35周年を記念したネットのインタビュー動画で、浩志さんが一夫さんのことを「分身」、邦子さんのことを「空」と答えたことがファンの間で話題になった。
「空ってどんな意味だろう」――。邦子さんは目の前で浩志さんに電話をかけた。
イナバ化粧品店にて「稲葉さんを生んでくれて感謝」
邦子さんはB’zファンの間で”イナママ”として親しまれている。浩志さんの実家でもあるイナバ化粧品店(津山市川崎)は連日ファンが集う。29日も『シアン』を早々に手にした大勢のファンが駆け付けた。
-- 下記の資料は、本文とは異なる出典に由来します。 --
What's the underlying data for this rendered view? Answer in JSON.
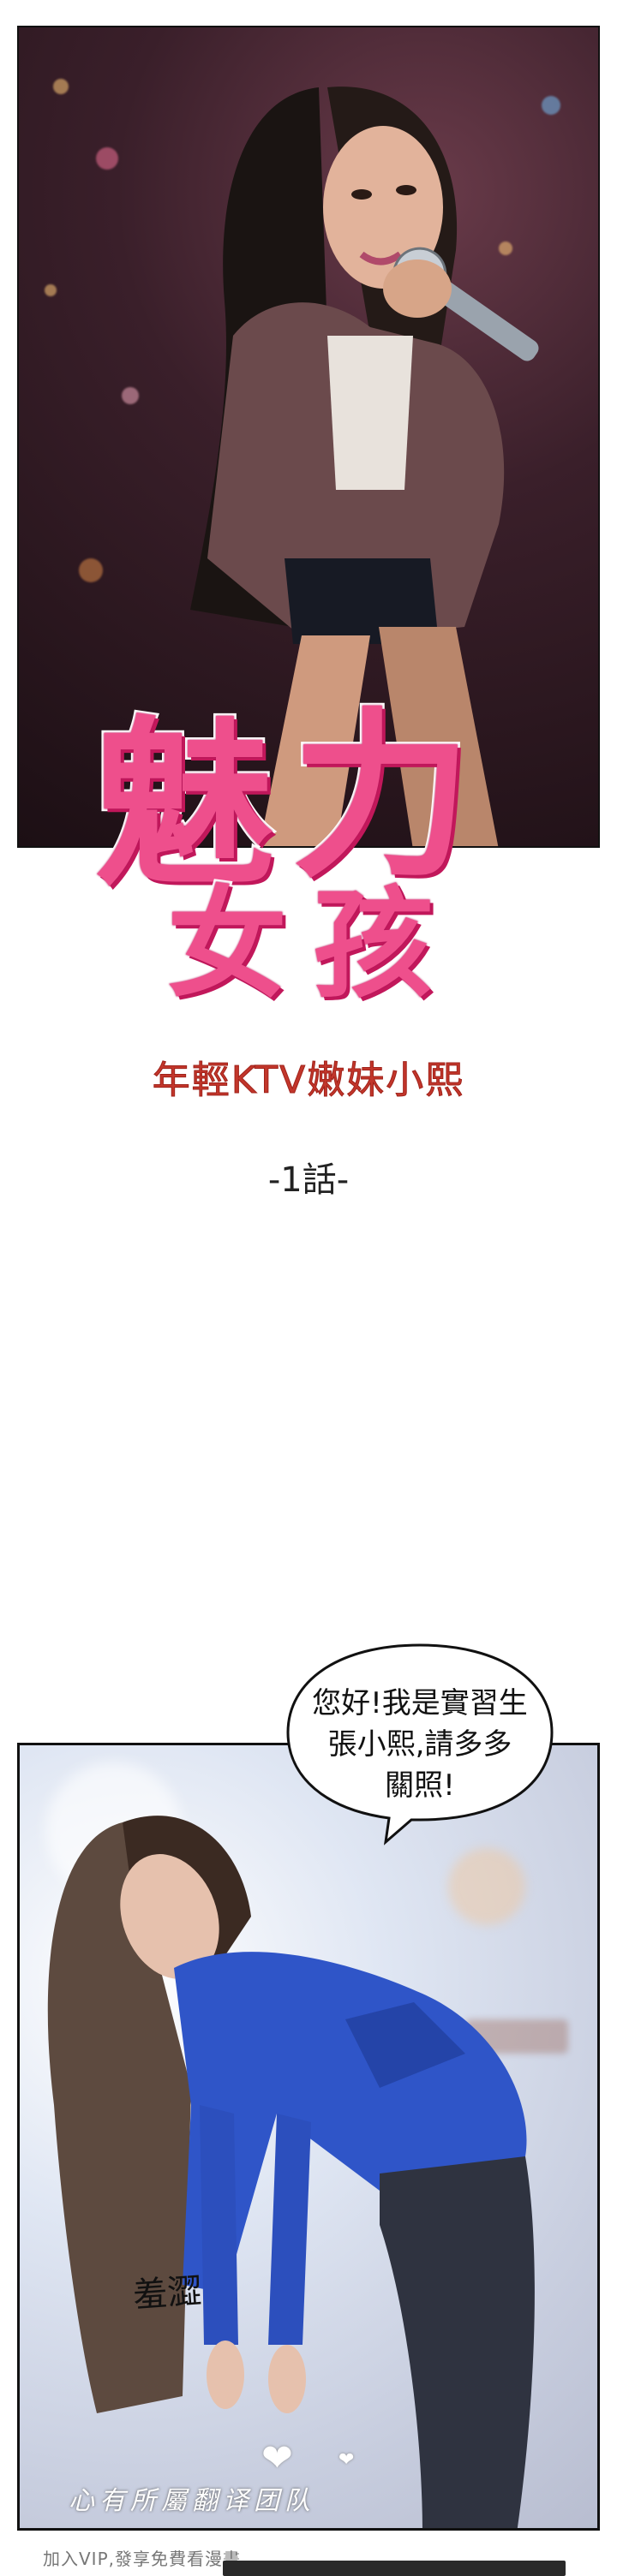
{
  "title": {
    "line1": [
      "魅",
      "力"
    ],
    "line2": [
      "女",
      "孩"
    ]
  },
  "subtitle": "年輕KTV嫩妹小熙",
  "chapter": "-1話-",
  "speech_bubble": {
    "text": "您好!我是實習生\n張小熙,請多多\n關照!"
  },
  "sfx": "羞澀",
  "watermark": "心有所屬翻译团队",
  "footer_note": "加入VIP,發享免費看漫畫",
  "colors": {
    "logo_pink": "#ee4f8c",
    "subtitle_red": "#c2362b",
    "shirt_blue": "#2f55c8"
  }
}
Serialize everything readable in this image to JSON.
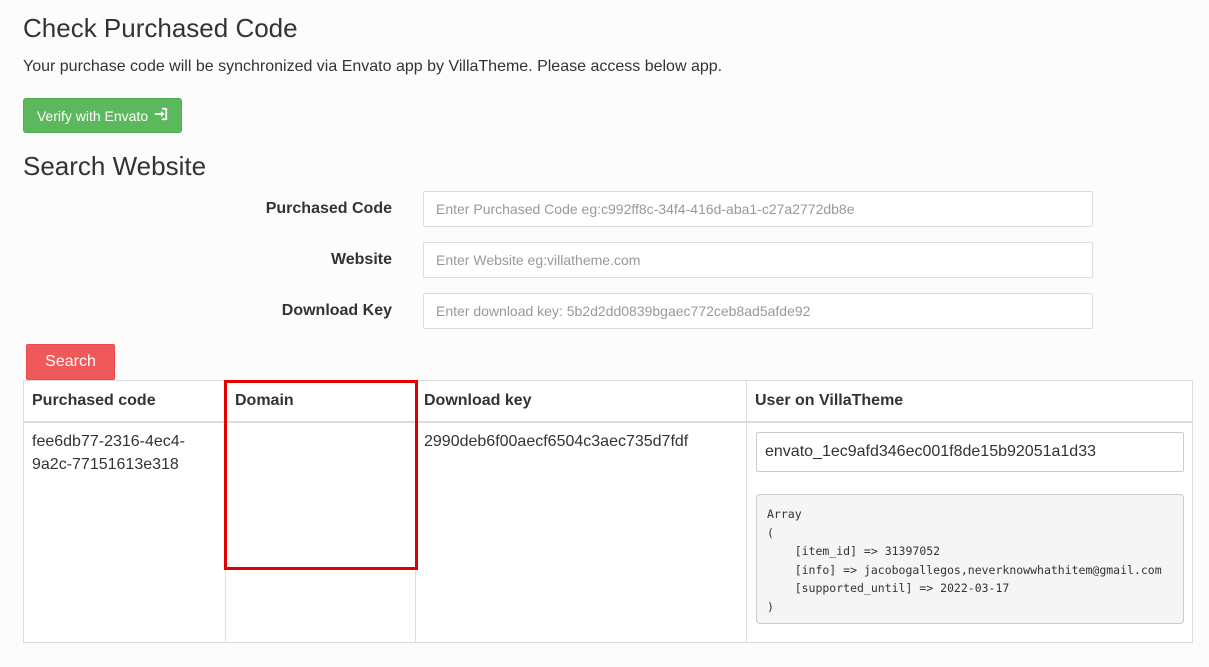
{
  "page": {
    "title": "Check Purchased Code",
    "intro": "Your purchase code will be synchronized via Envato app by VillaTheme. Please access below app.",
    "verify_button": "Verify with Envato"
  },
  "search": {
    "title": "Search Website",
    "fields": [
      {
        "label": "Purchased Code",
        "placeholder": "Enter Purchased Code eg:c992ff8c-34f4-416d-aba1-c27a2772db8e",
        "value": ""
      },
      {
        "label": "Website",
        "placeholder": "Enter Website eg:villatheme.com",
        "value": ""
      },
      {
        "label": "Download Key",
        "placeholder": "Enter download key: 5b2d2dd0839bgaec772ceb8ad5afde92",
        "value": ""
      }
    ],
    "button": "Search"
  },
  "results": {
    "headers": [
      "Purchased code",
      "Domain",
      "Download key",
      "User on VillaTheme"
    ],
    "row": {
      "purchased_code_line1": "fee6db77-2316-4ec4-",
      "purchased_code_line2": "9a2c-77151613e318",
      "domain": "",
      "download_key": "2990deb6f00aecf6504c3aec735d7fdf",
      "user": "envato_1ec9afd346ec001f8de15b92051a1d33",
      "details": "Array\n(\n    [item_id] => 31397052\n    [info] => jacobogallegos,neverknowwhathitem@gmail.com\n    [supported_until] => 2022-03-17\n)"
    }
  },
  "colors": {
    "verify_button": "#5cb85c",
    "search_button": "#f0595a",
    "highlight": "#e20000"
  },
  "icons": {
    "verify_button_icon": "sign-in-icon"
  }
}
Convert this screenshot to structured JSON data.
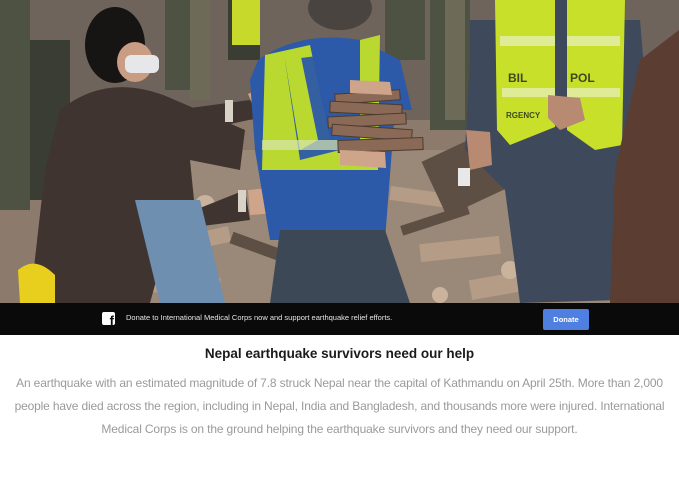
{
  "hero_image": {
    "vest_text_left": "BIL",
    "vest_text_right": "POL",
    "vest_text_left_2": "RGENCY"
  },
  "donate_bar": {
    "icon": "facebook-icon",
    "message": "Donate to International Medical Corps now and support earthquake relief efforts.",
    "button_label": "Donate",
    "button_color": "#4f7fe0"
  },
  "article": {
    "headline": "Nepal earthquake survivors need our help",
    "body": "An earthquake with an estimated magnitude of 7.8 struck Nepal near the capital of Kathmandu on April 25th. More than 2,000 people have died across the region, including in Nepal, India and Bangladesh, and thousands more were injured. International Medical Corps is on the ground helping the earthquake survivors and they need our support."
  }
}
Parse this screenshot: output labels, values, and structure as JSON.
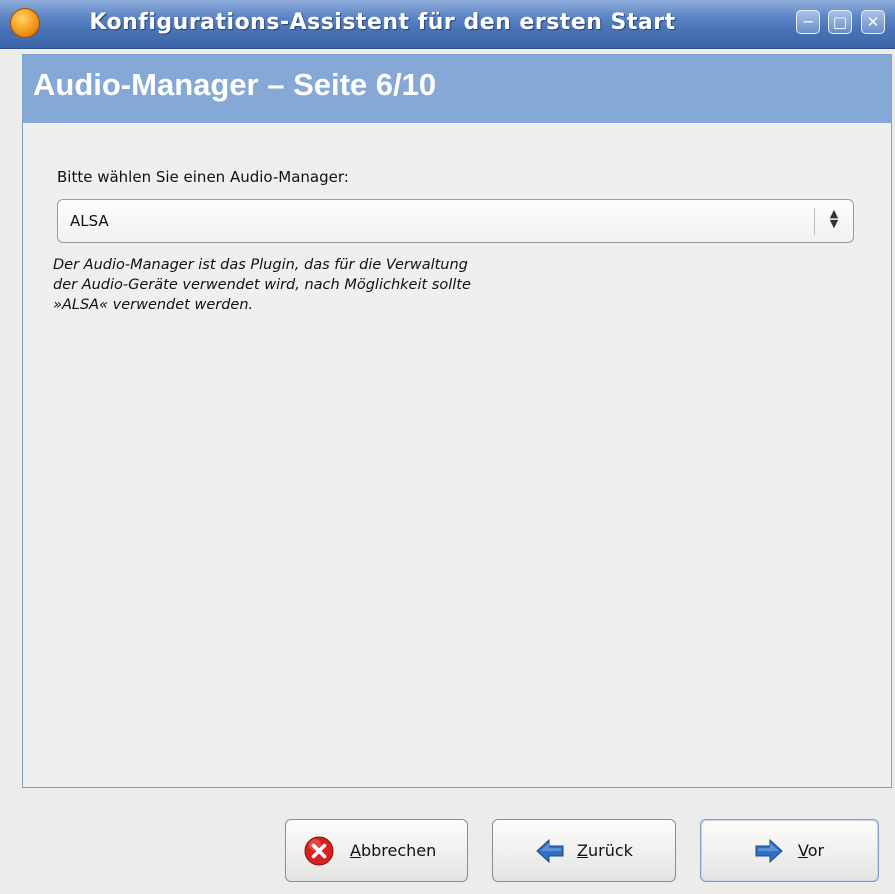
{
  "window": {
    "title": "Konfigurations-Assistent für den ersten Start",
    "controls": {
      "minimize": "minimize-icon",
      "maximize": "maximize-icon",
      "close": "close-icon"
    }
  },
  "page": {
    "title": "Audio-Manager – Seite 6/10",
    "prompt": "Bitte wählen Sie einen Audio-Manager:",
    "audio_manager": {
      "selected": "ALSA"
    },
    "description": "Der Audio-Manager ist das Plugin, das für die Verwaltung der Audio-Geräte verwendet wird, nach Möglichkeit sollte »ALSA« verwendet werden."
  },
  "buttons": {
    "cancel": {
      "mnemonic": "A",
      "rest": "bbrechen",
      "icon": "cancel-icon"
    },
    "back": {
      "mnemonic": "Z",
      "rest": "urück",
      "icon": "arrow-left-icon"
    },
    "next": {
      "mnemonic": "V",
      "rest": "or",
      "icon": "arrow-right-icon"
    }
  },
  "colors": {
    "titlebar": "#4a74b8",
    "header_band": "#86a8d6",
    "cancel_red": "#d92020",
    "arrow_blue": "#2f6fc4"
  }
}
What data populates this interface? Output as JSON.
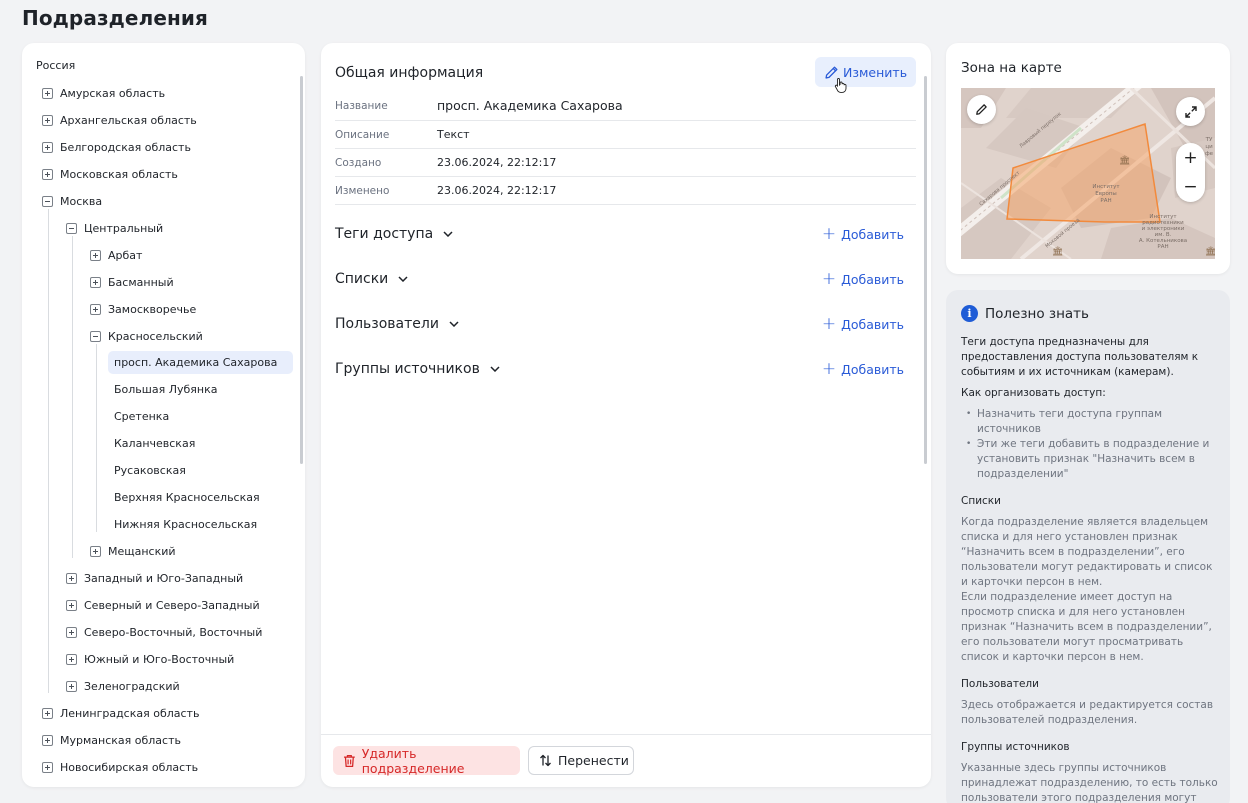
{
  "page": {
    "title": "Подразделения"
  },
  "tree": {
    "root": "Россия",
    "n": {
      "amur": "Амурская область",
      "arkh": "Архангельская область",
      "belg": "Белгородская область",
      "mosobl": "Московская область",
      "moscow": "Москва",
      "central": "Центральный",
      "arbat": "Арбат",
      "basman": "Басманный",
      "zamosk": "Замоскворечье",
      "krasnosel": "Красносельский",
      "sakharova": "просп. Академика Сахарова",
      "lubyanka": "Большая Лубянка",
      "sretenka": "Сретенка",
      "kalanch": "Каланчевская",
      "rusak": "Русаковская",
      "verkh": "Верхняя Красносельская",
      "nizh": "Нижняя Красносельская",
      "meshch": "Мещанский",
      "zapad": "Западный и Юго-Западный",
      "sever": "Северный и Северо-Западный",
      "sevvost": "Северо-Восточный, Восточный",
      "yuzh": "Южный и Юго-Восточный",
      "zelen": "Зеленоградский",
      "leningr": "Ленинградская область",
      "murm": "Мурманская область",
      "novosib": "Новосибирская область"
    }
  },
  "details": {
    "section_title": "Общая информация",
    "edit_label": "Изменить",
    "fields": {
      "name_label": "Название",
      "name_value": "просп. Академика Сахарова",
      "desc_label": "Описание",
      "desc_value": "Текст",
      "created_label": "Создано",
      "created_value": "23.06.2024, 22:12:17",
      "changed_label": "Изменено",
      "changed_value": "23.06.2024, 22:12:17"
    },
    "accordions": {
      "tags": "Теги доступа",
      "lists": "Списки",
      "users": "Пользователи",
      "groups": "Группы источников",
      "add_label": "Добавить"
    },
    "delete_label": "Удалить подразделение",
    "move_label": "Перенести"
  },
  "map": {
    "title": "Зона на карте",
    "zoom_in": "+",
    "zoom_out": "−",
    "labels": {
      "institute_europe": [
        "Институт",
        "Европы",
        "РАН"
      ],
      "institute_radio": [
        "Институт",
        "радиотехники",
        "и электроники",
        "им. В.",
        "А. Котельникова",
        "РАН"
      ],
      "street_sakharova": "Сахарова проспект",
      "street_lane": "Лавровый переулок",
      "street_mokhov": "Моховой проезд",
      "tu": "ТУ",
      "ci": "ци",
      "fe": "фе"
    }
  },
  "tips": {
    "title": "Полезно знать",
    "info_glyph": "i",
    "intro": "Теги доступа предназначены для предоставления доступа пользователям к событиям и их источникам (камерам).",
    "how_title": "Как организовать доступ:",
    "bullet1": "Назначить теги доступа группам источников",
    "bullet2": "Эти же теги добавить в подразделение и установить признак \"Назначить всем в подразделении\"",
    "lists_title": "Списки",
    "lists_text1": "Когда подразделение является владельцем списка и для него установлен признак “Назначить всем в подразделении”, его пользователи могут редактировать и список и карточки персон в нем.",
    "lists_text2": "Если подразделение имеет доступ на просмотр списка и для него установлен признак “Назначить всем в подразделении”,  его пользователи могут просматривать список и карточки персон в нем.",
    "users_title": "Пользователи",
    "users_text": "Здесь отображается и редактируется состав пользователей подразделения.",
    "groups_title": "Группы источников",
    "groups_text": "Указанные здесь группы источников принадлежат подразделению, то есть только пользователи этого подразделения могут редактировать группы и источники в них."
  }
}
最初に邦子さんにサインをしてもらったのは沖縄県から来ていた会社員・伊禮正人さん(44)。「意外と寂しがりやで共感できる歌詞が好き。『この手をとって走りだして』とか切なくて最高です」と話す。初の津山に「稲葉さんという神様を生んでくれたお母さんに感謝です」。
埼玉県から親子で来ていた会社員の細村真由美さん(52)は「稲葉さんの歌詞の深い世界感が好き。津山を感じられる詞もあり、どこにいても津山に思いをはせることができる。大きな愛に包まれている感じ」と話していた。